In questi giorni Italia oggi ha provato a stilare una classifica dei conduttori meglio pagati di Mediaset, e ai primi posti siete risultati Paolo Bonolis, tu e Maria De Filippi, con dieci milioni di euro annui stimati, seguiti da Barbara D'Urso con 6 (ma la signora si è affrettata a dire che sono in realtà molti meno), Ezio Greggio con 5.750.000 (qui la cifra annua 2009-2013 si conosce esattamente per via di un contenzioso con il fisco) e Alessia Marcuzzi (200 mila euro a puntata per le 12 de «L'isola dei famosi»).

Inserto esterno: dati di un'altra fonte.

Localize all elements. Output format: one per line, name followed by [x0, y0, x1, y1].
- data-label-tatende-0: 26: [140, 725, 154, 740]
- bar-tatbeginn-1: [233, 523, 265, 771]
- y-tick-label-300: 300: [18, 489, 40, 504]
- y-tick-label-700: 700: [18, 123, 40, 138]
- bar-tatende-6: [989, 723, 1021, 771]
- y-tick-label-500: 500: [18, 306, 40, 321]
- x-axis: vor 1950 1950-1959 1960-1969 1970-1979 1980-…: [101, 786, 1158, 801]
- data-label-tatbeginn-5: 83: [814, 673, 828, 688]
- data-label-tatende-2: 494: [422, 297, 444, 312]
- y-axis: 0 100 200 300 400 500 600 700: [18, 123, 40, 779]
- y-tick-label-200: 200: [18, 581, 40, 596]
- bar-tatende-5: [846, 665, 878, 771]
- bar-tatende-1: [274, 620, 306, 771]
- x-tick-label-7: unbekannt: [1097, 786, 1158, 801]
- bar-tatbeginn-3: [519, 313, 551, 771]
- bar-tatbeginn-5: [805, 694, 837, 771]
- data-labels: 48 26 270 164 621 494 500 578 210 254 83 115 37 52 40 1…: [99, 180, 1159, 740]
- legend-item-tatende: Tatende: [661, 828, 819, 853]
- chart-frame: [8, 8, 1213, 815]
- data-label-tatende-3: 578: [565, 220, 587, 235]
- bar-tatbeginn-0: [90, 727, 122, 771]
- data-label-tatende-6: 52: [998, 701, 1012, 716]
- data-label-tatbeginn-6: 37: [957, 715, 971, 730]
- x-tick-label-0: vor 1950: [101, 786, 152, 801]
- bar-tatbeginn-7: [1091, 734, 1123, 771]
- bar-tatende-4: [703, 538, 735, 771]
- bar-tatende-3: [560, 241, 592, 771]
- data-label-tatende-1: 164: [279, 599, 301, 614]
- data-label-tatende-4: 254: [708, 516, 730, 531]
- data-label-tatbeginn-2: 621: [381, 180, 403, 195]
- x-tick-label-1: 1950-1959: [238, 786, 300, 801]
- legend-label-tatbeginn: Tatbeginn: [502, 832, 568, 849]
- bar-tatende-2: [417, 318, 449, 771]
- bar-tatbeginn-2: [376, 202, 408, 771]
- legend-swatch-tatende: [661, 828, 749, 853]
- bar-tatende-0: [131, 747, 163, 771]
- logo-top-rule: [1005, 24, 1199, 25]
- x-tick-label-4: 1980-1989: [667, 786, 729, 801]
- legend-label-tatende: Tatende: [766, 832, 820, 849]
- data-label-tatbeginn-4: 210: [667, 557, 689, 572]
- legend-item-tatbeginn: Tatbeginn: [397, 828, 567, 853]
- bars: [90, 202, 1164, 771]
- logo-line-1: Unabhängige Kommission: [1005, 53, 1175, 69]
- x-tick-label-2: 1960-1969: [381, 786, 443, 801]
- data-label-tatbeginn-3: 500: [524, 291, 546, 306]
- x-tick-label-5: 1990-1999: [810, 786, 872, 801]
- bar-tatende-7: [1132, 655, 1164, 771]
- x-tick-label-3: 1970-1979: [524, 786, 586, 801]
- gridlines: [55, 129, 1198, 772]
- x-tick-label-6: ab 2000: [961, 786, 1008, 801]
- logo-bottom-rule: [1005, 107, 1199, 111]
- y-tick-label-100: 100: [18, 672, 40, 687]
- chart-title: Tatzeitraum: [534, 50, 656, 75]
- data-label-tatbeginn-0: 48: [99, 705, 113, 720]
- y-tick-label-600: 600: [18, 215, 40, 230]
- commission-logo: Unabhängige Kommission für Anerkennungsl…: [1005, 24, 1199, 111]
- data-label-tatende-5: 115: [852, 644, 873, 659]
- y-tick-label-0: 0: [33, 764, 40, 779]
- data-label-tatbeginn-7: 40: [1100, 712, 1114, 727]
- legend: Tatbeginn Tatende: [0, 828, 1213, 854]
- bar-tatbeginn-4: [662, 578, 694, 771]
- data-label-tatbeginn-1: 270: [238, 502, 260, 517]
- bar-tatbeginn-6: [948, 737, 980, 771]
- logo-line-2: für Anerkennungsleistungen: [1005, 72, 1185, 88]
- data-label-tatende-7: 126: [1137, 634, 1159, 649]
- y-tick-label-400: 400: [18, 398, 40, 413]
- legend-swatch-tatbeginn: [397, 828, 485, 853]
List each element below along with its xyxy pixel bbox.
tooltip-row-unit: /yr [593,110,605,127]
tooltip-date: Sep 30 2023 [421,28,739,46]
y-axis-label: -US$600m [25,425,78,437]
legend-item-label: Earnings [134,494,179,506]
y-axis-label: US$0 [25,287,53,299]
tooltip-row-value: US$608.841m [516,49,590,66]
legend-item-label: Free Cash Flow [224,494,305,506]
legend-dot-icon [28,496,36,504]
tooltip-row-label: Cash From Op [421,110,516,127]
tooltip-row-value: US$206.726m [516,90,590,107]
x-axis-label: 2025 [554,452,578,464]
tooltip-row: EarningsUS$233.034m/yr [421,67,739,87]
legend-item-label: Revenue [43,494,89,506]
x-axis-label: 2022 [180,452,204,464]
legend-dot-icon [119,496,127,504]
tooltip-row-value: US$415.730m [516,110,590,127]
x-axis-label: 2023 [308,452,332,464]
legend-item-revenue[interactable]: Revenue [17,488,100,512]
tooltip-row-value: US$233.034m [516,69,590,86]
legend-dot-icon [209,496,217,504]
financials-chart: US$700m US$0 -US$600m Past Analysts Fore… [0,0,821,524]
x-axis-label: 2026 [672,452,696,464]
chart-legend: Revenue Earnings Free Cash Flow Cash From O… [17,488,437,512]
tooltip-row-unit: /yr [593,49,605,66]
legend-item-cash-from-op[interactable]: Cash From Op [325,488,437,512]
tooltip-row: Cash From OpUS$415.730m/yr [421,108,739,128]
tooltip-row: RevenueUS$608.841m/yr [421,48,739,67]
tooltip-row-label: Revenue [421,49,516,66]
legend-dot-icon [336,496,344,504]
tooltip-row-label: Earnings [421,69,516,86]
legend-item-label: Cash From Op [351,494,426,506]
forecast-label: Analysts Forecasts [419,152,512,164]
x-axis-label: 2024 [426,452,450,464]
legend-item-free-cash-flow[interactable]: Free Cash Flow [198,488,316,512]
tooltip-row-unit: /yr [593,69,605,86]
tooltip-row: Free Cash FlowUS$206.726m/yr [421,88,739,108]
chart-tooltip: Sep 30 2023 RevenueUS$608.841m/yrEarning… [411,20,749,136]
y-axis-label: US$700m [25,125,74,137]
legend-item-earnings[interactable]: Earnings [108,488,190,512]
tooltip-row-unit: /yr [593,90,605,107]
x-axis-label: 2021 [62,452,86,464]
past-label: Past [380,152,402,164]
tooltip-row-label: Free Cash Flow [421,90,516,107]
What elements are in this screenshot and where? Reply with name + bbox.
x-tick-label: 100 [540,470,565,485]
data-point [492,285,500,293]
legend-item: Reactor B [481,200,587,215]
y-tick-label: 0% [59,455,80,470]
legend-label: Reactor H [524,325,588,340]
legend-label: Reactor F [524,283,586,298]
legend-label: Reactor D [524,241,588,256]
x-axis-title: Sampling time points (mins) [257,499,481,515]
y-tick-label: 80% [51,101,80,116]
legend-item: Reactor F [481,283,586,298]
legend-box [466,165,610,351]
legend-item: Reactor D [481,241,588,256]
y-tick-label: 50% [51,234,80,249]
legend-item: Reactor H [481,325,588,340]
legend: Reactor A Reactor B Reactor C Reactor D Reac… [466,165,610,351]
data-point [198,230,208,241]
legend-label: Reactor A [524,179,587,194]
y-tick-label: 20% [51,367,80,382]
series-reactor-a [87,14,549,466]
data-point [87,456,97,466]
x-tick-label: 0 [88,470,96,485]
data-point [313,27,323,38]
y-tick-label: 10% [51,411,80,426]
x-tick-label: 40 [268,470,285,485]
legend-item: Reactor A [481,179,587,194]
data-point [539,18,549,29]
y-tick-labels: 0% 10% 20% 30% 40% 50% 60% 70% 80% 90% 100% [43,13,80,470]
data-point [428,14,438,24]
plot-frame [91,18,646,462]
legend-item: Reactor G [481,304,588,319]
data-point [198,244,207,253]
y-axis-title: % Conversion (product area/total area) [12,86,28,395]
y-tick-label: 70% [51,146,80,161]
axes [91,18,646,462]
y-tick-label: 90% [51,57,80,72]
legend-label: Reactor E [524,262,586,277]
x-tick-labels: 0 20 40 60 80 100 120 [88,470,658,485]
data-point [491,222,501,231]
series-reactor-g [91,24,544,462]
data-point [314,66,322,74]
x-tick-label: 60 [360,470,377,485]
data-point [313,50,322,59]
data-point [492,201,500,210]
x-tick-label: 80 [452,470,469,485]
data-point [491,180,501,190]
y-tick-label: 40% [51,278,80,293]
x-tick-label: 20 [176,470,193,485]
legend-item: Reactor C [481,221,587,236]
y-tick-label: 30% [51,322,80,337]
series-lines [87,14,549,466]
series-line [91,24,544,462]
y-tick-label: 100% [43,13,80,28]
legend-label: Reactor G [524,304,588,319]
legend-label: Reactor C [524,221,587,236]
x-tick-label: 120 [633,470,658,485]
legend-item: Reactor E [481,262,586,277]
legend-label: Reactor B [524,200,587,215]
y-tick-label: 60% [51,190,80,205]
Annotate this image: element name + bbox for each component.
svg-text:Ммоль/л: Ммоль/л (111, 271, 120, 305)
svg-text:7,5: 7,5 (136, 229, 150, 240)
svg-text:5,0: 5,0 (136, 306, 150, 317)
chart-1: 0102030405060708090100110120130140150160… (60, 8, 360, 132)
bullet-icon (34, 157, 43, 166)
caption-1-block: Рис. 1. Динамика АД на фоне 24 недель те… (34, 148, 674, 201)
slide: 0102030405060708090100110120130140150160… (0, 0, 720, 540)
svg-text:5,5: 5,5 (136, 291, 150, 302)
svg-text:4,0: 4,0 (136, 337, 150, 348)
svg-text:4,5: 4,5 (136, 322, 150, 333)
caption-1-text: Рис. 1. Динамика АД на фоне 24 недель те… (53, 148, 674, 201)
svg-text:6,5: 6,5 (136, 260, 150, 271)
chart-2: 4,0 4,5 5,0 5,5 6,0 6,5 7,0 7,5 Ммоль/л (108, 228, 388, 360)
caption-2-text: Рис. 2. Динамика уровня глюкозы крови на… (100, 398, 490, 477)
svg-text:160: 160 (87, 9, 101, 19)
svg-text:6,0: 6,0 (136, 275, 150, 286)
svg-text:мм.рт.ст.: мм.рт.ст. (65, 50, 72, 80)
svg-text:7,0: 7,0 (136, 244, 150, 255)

Tutto stupendo, ma si tratta pur sempre di stime su valori incompleti, e tu Gerry, che guadagni da mille rivoli, appunto, secondo me sei in realtà di gran lunga il più ricco del bigoncio. Sgombera allora il campo dagli equivoci. Perché, in nome della vecchia, cara trasparenza contadina che è da sempre il tuo cavallo di battaglia, non ci togli questa curiosità? Ti rifaccio la domanda: Gerry, quanto guadagni esattamente in un anno? Quanto hai guadagnato - chessò - negli ultimi tre anni?
Non dovresti avere problemi a rivelarlo anche perché ricordo bene tante tue interviste nelle quali rivendicavi con legittimo orgoglio che per i tuoi contratti la dirigenza Mediaset ti metteva in mano un assegno in bianco e lasciava a te l'onore di compilarlo. Un privilegio di pochi, forse di nessuno fra i televisivi. La frase di uno che non vola basso sui soldi. Che ci tiene a far vedere che ne guadagna assai.
Facci sognare, dunque, Virginio detto Gerry. Basta una cifra e potremo fantasticare per i prossimi anni. Lo sai che noi che veniamo dalla provincia a queste curiosità un po' venali teniamo da sempre. Resto in fiduciosa attesa. Non vorrai mica che alla mia veneranda età mi metta ad andare al tuo comune di residenza a chiedere di consultare le dichiarazioni dei redditi?